Ja nigdy bym nie dokonała aborcji,nie potrafiłabym tego zrobić co Bóg da to trzeba to pokochać i poprostu żyć dalej.Ale tak jak pisze donnavito i Ewcia jeśli zagrażałoby to życiem z któryś stron to wtedy może myślałabym inaczej,ale bardzo ciężko by było!Poprostu nie wyobrażam sobie takiej sytuacji!Dużo kobiet letter takich co poprostu dokonują się aborcji ze względu na to że nie chcą je mieć,jak wogóle można być taka matka i zrobić coś takiego dla mnie takie kobiety wogóle nie mają serca !!!! A po kilku latach później tego żałują no albo i nie ! JA SOBIE TEGO NIE WYOBRAŻAM!Ja bym pokochała każde dziecko ze względu jakie by się urodziło...

2015-02-25 01:49

ja również nie dopuszczam do aborcji, i masz racje donnavita, jedynie w ostateczności jeśli zagraża życie kobiety, u tylko z tego powodu.

2015-02-24 23:36

Nie dopuszczam aborcji, zgwałcona kobieta moze dziecko oddać, dziecko, które ma umrzec po porodzie, odejdzie samo, dzieci z wadami czesto by sie nie urodziły, gdyby nie podtrzymywanie ciży od początku jeje trwania, natura często doprowadza do poronienia.
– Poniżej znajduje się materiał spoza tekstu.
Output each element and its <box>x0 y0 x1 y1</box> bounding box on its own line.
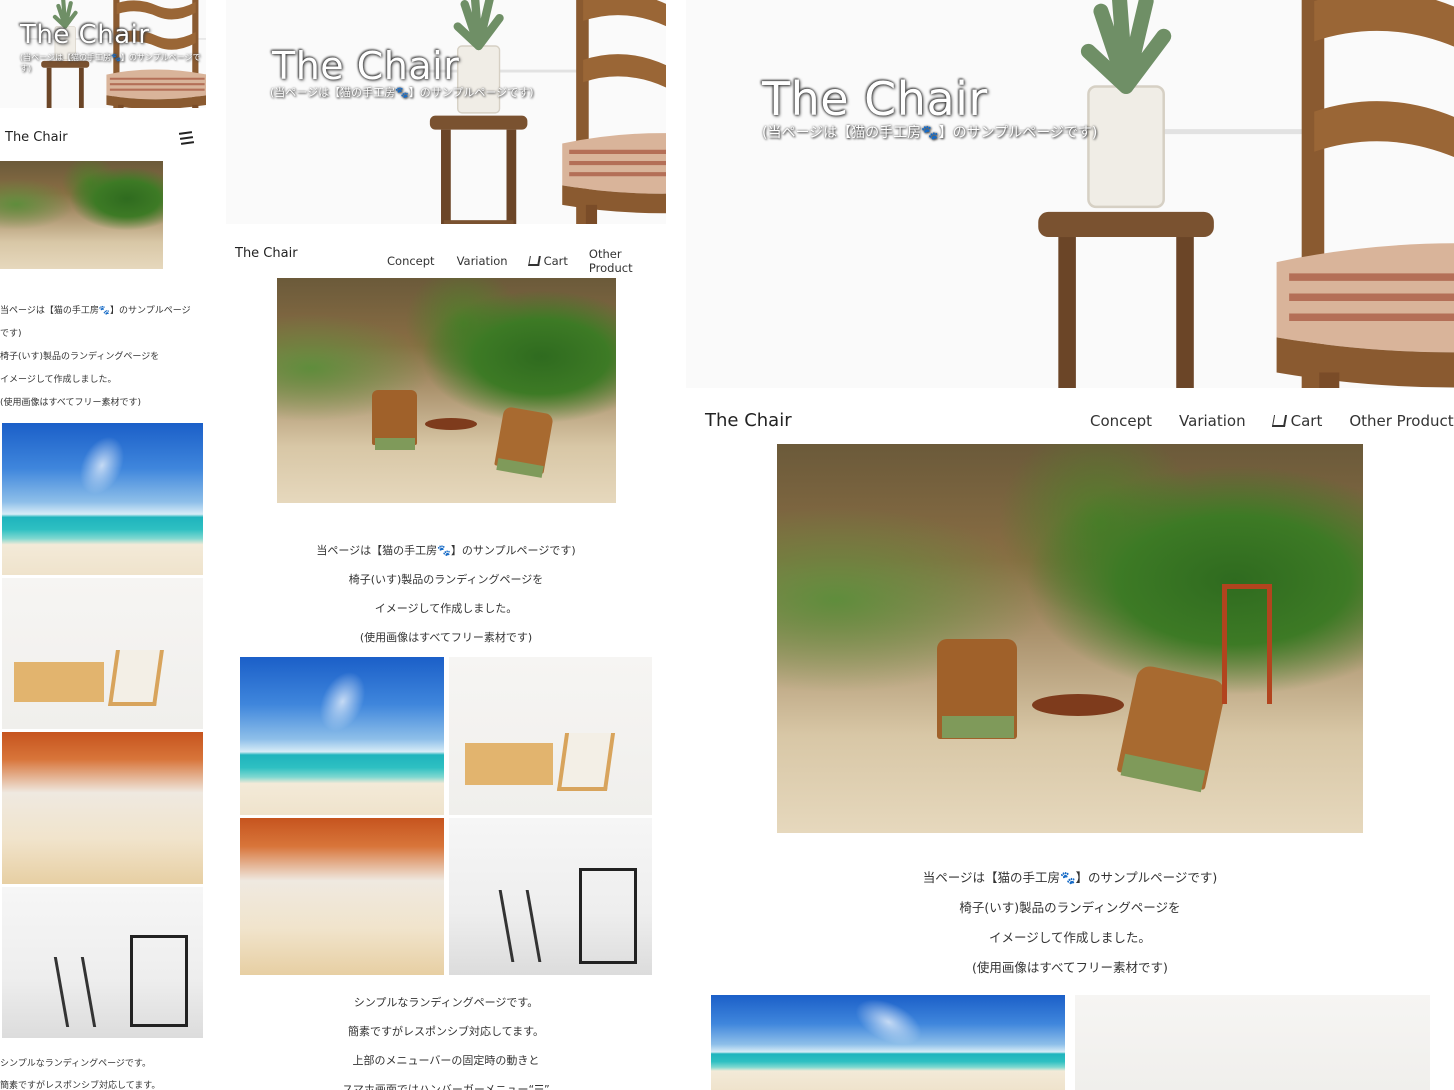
nav-cart[interactable]: Cart <box>1271 412 1323 430</box>
nav-concept[interactable]: Concept <box>387 254 435 268</box>
hero-subtitle: (当ページは【猫の手工房🐾】のサンプルページです) <box>270 86 534 99</box>
nav-menu: Concept Variation Cart Other Product <box>387 247 666 275</box>
beach-chair-image <box>2 423 203 575</box>
intro-text: 当ページは【猫の手工房🐾】のサンプルページ です) 椅子(いす)製品のランディン… <box>0 300 191 415</box>
nav-cart-label: Cart <box>543 254 568 268</box>
intro-line-2: 椅子(いす)製品のランディングページを <box>959 900 1181 915</box>
guitar-room-image <box>449 818 652 975</box>
garden-chairs-image <box>277 278 616 503</box>
wooden-furniture-image <box>1075 995 1430 1090</box>
intro-line-1b: です) <box>0 329 22 339</box>
brand-logo[interactable]: The Chair <box>235 246 298 261</box>
intro-line-4: (使用画像はすべてフリー素材です) <box>359 631 533 644</box>
nav-variation[interactable]: Variation <box>1179 412 1246 430</box>
hero-title: The Chair <box>762 72 988 126</box>
outro-line-4: スマホ画面ではハンバーガーメニュー“☰” <box>342 1083 550 1090</box>
nav-concept[interactable]: Concept <box>1090 412 1152 430</box>
garden-chairs-image <box>0 161 163 269</box>
nav-other-product[interactable]: Other Product <box>1349 412 1453 430</box>
outro-line-1: シンプルなランディングページです。 <box>0 1059 152 1069</box>
bright-room-image <box>240 818 444 975</box>
cart-icon <box>1271 415 1287 427</box>
intro-line-4: (使用画像はすべてフリー素材です) <box>972 960 1168 975</box>
hero-subtitle: (当ページは【猫の手工房🐾】のサンプルページです) <box>20 53 201 73</box>
beach-chair-image <box>711 995 1065 1090</box>
nav-cart[interactable]: Cart <box>527 254 568 268</box>
hero-chair-image <box>226 0 666 224</box>
guitar-room-image <box>2 887 203 1038</box>
hero-chair-image <box>686 0 1454 388</box>
garden-chairs-image <box>777 444 1363 833</box>
intro-line-3: イメージして作成しました。 <box>374 602 518 615</box>
hero-title: The Chair <box>272 44 460 88</box>
wooden-furniture-image <box>449 657 652 815</box>
bright-room-image <box>2 732 203 884</box>
hero-banner: The Chair (当ページは【猫の手工房🐾】のサンプルページです) <box>226 0 666 224</box>
desktop-preview: The Chair (当ページは【猫の手工房🐾】のサンプルページです) The … <box>686 0 1454 1090</box>
intro-text: 当ページは【猫の手工房🐾】のサンプルページです) 椅子(いす)製品のランディング… <box>226 536 666 652</box>
intro-text: 当ページは【猫の手工房🐾】のサンプルページです) 椅子(いす)製品のランディング… <box>686 863 1454 983</box>
outro-text: シンプルなランディングページです。 簡素ですがレスポンシブ対応してます。 <box>0 1053 160 1090</box>
intro-line-3: イメージして作成しました。 <box>0 375 117 385</box>
outro-text: シンプルなランディングページです。 簡素ですがレスポンシブ対応してます。 上部の… <box>226 988 666 1090</box>
hero-banner: The Chair (当ページは【猫の手工房🐾】のサンプルページです) <box>686 0 1454 388</box>
brand-logo[interactable]: The Chair <box>705 410 792 431</box>
intro-line-2: 椅子(いす)製品のランディングページを <box>348 573 544 586</box>
nav-other-product[interactable]: Other Product <box>589 247 666 275</box>
intro-line-1a: 当ページは【猫の手工房🐾】のサンプルページ <box>0 306 191 316</box>
hero-title: The Chair <box>20 20 150 50</box>
hero-banner: The Chair (当ページは【猫の手工房🐾】のサンプルページです) <box>0 0 206 108</box>
outro-line-2: 簡素ですがレスポンシブ対応してます。 <box>0 1081 161 1090</box>
intro-line-2: 椅子(いす)製品のランディングページを <box>0 352 160 362</box>
tablet-preview: The Chair (当ページは【猫の手工房🐾】のサンプルページです) The … <box>226 0 666 1090</box>
nav-cart-label: Cart <box>1290 412 1323 430</box>
wooden-furniture-image <box>2 578 203 729</box>
brand-logo[interactable]: The Chair <box>5 130 68 145</box>
intro-line-3: イメージして作成しました。 <box>989 930 1151 945</box>
outro-line-3: 上部のメニューバーの固定時の動きと <box>352 1054 540 1067</box>
intro-line-1: 当ページは【猫の手工房🐾】のサンプルページです) <box>316 544 576 557</box>
nav-menu: Concept Variation Cart Other Product <box>1090 412 1454 430</box>
outro-line-2: 簡素ですがレスポンシブ対応してます。 <box>347 1025 545 1038</box>
cart-icon <box>527 256 541 266</box>
intro-line-1: 当ページは【猫の手工房🐾】のサンプルページです) <box>922 870 1218 885</box>
hero-subtitle: (当ページは【猫の手工房🐾】のサンプルページです) <box>762 125 1098 141</box>
nav-variation[interactable]: Variation <box>457 254 508 268</box>
beach-chair-image <box>240 657 444 815</box>
hamburger-icon[interactable] <box>178 131 195 145</box>
intro-line-4: (使用画像はすべてフリー素材です) <box>0 398 142 408</box>
outro-line-1: シンプルなランディングページです。 <box>353 996 539 1009</box>
mobile-preview: The Chair (当ページは【猫の手工房🐾】のサンプルページです) The … <box>0 0 206 1090</box>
Ja jestem za podtrzymywaniem farmakologicznym, ale od pewnego momentu, nie od samego poczęcia, Ale to mój pogląd, uwazam, ze każdy ma prawo tez do własnej opinii i decyzji.

2014-09-12 14:56

Myślę, że warto zainwestować w edukację seksualną oraz emocjonalną młodych ludzi. Znieczulica to dość powszechna sprawa, która doprowadza do wielu nieszczęść w różnych momentach w życiu. Jestem za tym, by ludzie mieli świadomość, że można oddać dziecko w Oknie Życia, ale uważam to za smutną ostateczność. Co innego gdy kobieta została zgwałcona lub ciąża zagraża jej życiu. Myślę, że każdy powinien mieć prawo wyboru, ale w tych sprawach nie powinni mieć głosu ludzie, których to nie dotyczy i nigdy nie powinno dotyczyć (np. księża). Osoby, które chcą poddać się aborcji powinny mieć obowiązkowe spotkania z psychologiem, aby dowiedzieć się z czym wiążę się taka decyzja lub zmiana zdania.